Key points from the Social Market Foundation report on flexible New Deal
The SMF report builds on their presentation at the Inclusion Welfare-to-work conference in June. The report identifies various flaws with FND, and suggests solutions to each of them:
National performance targets don’t help providers to build realistic performance estimates
Solution: DWP publishes a finer-grained analysis of outcome expectations, and interview contractors to establish how they have set their own performance figures as part of contract award.
Comment: This seems to be suggesting that DWP performance requirements are unrealistic, and will result in undeliverable contracts. It's also presumably the source of the newspaper headlines about companies bidding unrealistically low to win contracts and having to push up their prices to sort out the mess once they're actually delivering. Resolving the issue may also require very clear up-front information about how defaulting contractors will be handled, since companies may otherwise assume the best.
Flat-fee job outcome payments will lead to parking
Solution 1: Higher initial service payments clawed back through fines for not placing customers into work within 12 months of start.
Solution 2: More money for each outcome as the total percentage of customers entering work rises.
Comment: Solution 1 provides a rather handy subsidy for providers, as it essentially amounts to paying them in advance for expected job outcomes. Solution 2 is ingenious, matching the increased cost of placing more difficult customers with an increased reward. However, it works on the assumption that parking is undesirable – what if it makes economic sense to keep some people on benefits rather than paying lots of money to place them into work? The mathematical complexity of a claims system that bases payments on the total percentage of customers from a specific starting time that have entered work to date is also rather forbidding.
6 month sustainment isn’t long enough
Solution: Put in an additional payment for 12 month sustainment.
Comment: It’s interesting that the SMF are advocating more money on top of existing spending, rather than moving the 6 month payment to 12. They can however point to research into Employment Zones that confirms high drop-out between 6 and 12 months.
Prime contractors have too much power over subcontractors
Solution 1: Force primes to use something akin to an open book approach.
Solution 2: Force primes to pay subcontractors a fair split on service fee and outcome fee.
Comment: The fear is that primes will stitch up their subcontractors by sending them hardest-to-help customers and only paying on job outcomes. In current New Deal delivery, there have been reports of some primes paying subcontractors almost entirely on outcome fees and sending them only the most difficult customers, so the fear is probably justified.

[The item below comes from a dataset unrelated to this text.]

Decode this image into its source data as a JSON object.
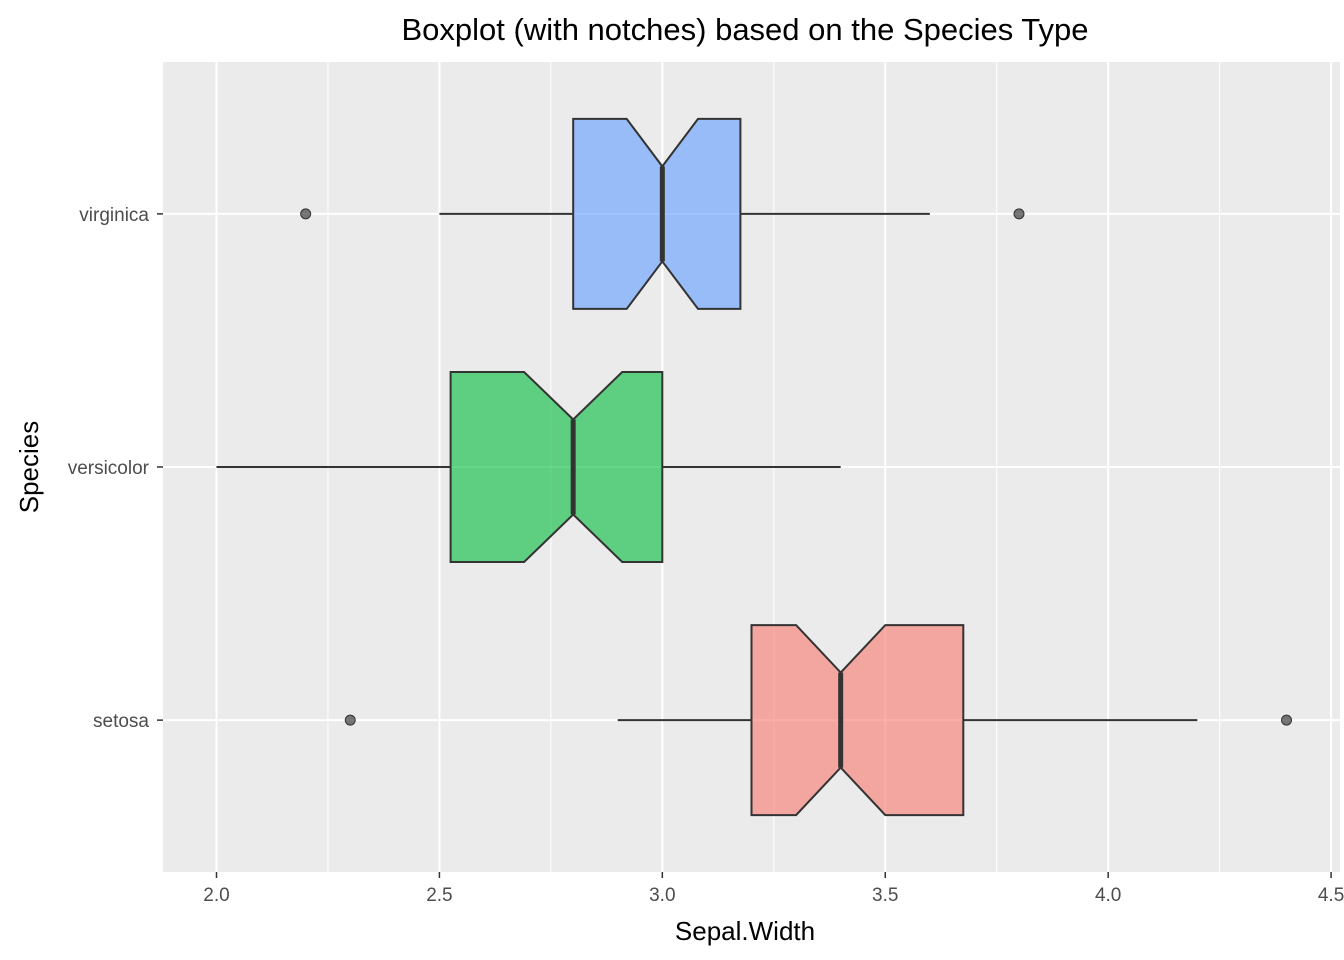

It’s interesting that some of solution 1 has already been adopted by Serco, who are using an open book approach with subcontractors. Primes that hurt their subcontractors will in any case hit problems with subcontracting over the longer term, as their reputation goes downhill.
The DWP has a conflict of interest in both regulating the market and trying to keep it operating smoothly and without conflict
Solution: Devolve regulation to an independent ombudsman.
Comment: This claim is not outlined in detail in the report summary, so while an independent ombudsman would theoretically resolve the issue more work might need to be done to determine the problem actually exists.
Third sector specialist providers can engage with and support people outside of the Jobcentre framework
Solution: Pay third sector providers for outreach work that doesn’t pass through the Jobcentre system.
Comment: This is perhaps the wackiest recommendation. Paying third sector specialists for outreach and support is already funded through ESF, NDDP and various other funding streams. Trying to divert FND funding into specialist outreach work would involve completely ignoring the provision’s structure, processes and purpose.
Further reading:
The report itself, with an introduction by Stephen Timms (pdf)
Article in Charity Finance
Article in the Guardian

Comments
There is definitely 'Sharp practice' still evident at ground level, one only has to look at the amount of 'clients' sent to certain companies who never take on these un-waged workers, and the willingness of certain providers to keep a steady flow of unemployed, un-waged workers heading to these companies.
Hi Anonymous,
Is it possible that process-driven delivery is the actual cause of this kind of 'lip service' approach? If you make work experience into a box-ticking exercise then there's little incentive to make it truly useful for anyone. FND will hopefully address this, although somewhat ironically, the only major process requirement is four weeks of work placement!